2 comments on “(NY Times Beliefs) Across Religions, Persistent Battles Over What the Faithful May Read

  1. Timothy says:

    [blockquote]”In the Reformation, Protestants were persecuted for making the Bible available in vernacular translations, so that laypeople, in addition to priests, could read it.”[/blockquote]

    The myth raises its head once again. Any persecutions were for unauthorized translations of the Bible, not for vernacular translations. The Church wrote the Bible, selected the canon, painstakingly protected the Bible by hand copying, and later mass produced the Bible by printing it. Thus, the Church is the authority on its translation and interpretation. That authority includes identifying which books faithfully transmit the faith handed down from the Apostles and which do not.

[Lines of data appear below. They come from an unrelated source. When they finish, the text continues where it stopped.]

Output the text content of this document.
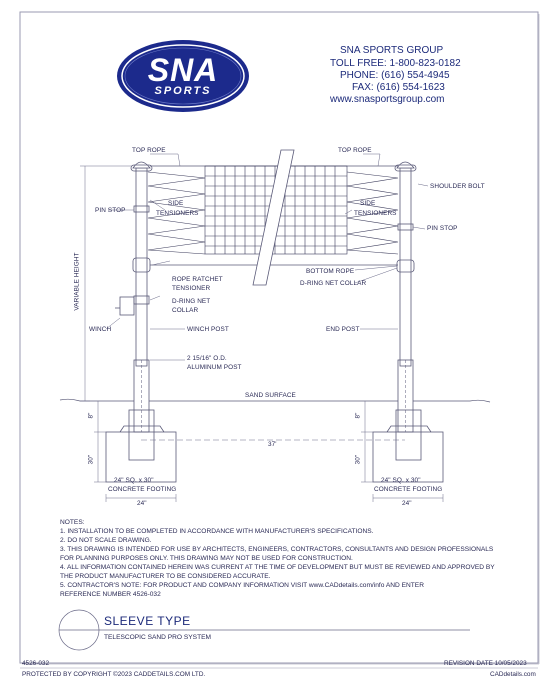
SNA
SPORTS
SNA SPORTS GROUP
TOLL FREE: 1-800-823-0182
PHONE: (616) 554-4945
FAX: (616) 554-1623
www.snasportsgroup.com
TOP ROPE	TOP ROPE
SHOULDER BOLT
PIN STOP
PIN STOP
SIDE
TENSIONERS
SIDE
TENSIONERS
VARIABLE HEIGHT	ROPE RATCHET
TENSIONER
BOTTOM ROPE
D-RING NET
COLLAR
D-RING NET COLLAR
WINCH	WINCH POST	END POST
2 15/16" O.D.
ALUMINUM POST
SAND SURFACE
8"	8"
30"	30"
37'
24" SQ. x 30"
CONCRETE FOOTING
24" SQ. x 30"
CONCRETE FOOTING
24"	24"
NOTES:
1. INSTALLATION TO BE COMPLETED IN ACCORDANCE WITH MANUFACTURER'S SPECIFICATIONS.
2. DO NOT SCALE DRAWING.
3. THIS DRAWING IS INTENDED FOR USE BY ARCHITECTS, ENGINEERS, CONTRACTORS, CONSULTANTS AND DESIGN PROFESSIONALS
FOR PLANNING PURPOSES ONLY. THIS DRAWING MAY NOT BE USED FOR CONSTRUCTION.
4. ALL INFORMATION CONTAINED HEREIN WAS CURRENT AT THE TIME OF DEVELOPMENT BUT MUST BE REVIEWED AND APPROVED BY
THE PRODUCT MANUFACTURER TO BE CONSIDERED ACCURATE.
5. CONTRACTOR'S NOTE: FOR PRODUCT AND COMPANY INFORMATION VISIT www.CADdetails.com/info AND ENTER
REFERENCE NUMBER 4526-032
SLEEVE TYPE
TELESCOPIC SAND PRO SYSTEM
4526-032	REVISION DATE 10/05/2023
PROTECTED BY COPYRIGHT ©2023 CADDETAILS.COM LTD.	CADdetails.com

    Interesting to read about Islam dabbling in history and archeology. That could be mortal to their faith as there is no historical evidence for the existence of the prophet Muhammad. If Muhammad never actually existed, then the Koran could not have been dictated by an angel to Muhammad. No Prophet, no Koran, no Islam.

  2. NoVA Scout says:

    I would think it fairly difficult to prove, by historic research, archaeology or any other discipline that a specific person who is said to have lived centuries ago did not exist. I have reluctant doubts about some of the colorful heroes of Greek times (e.g., Ulysses, Achilles), but I would be hard pressed to prove authoritatively that they did not exist.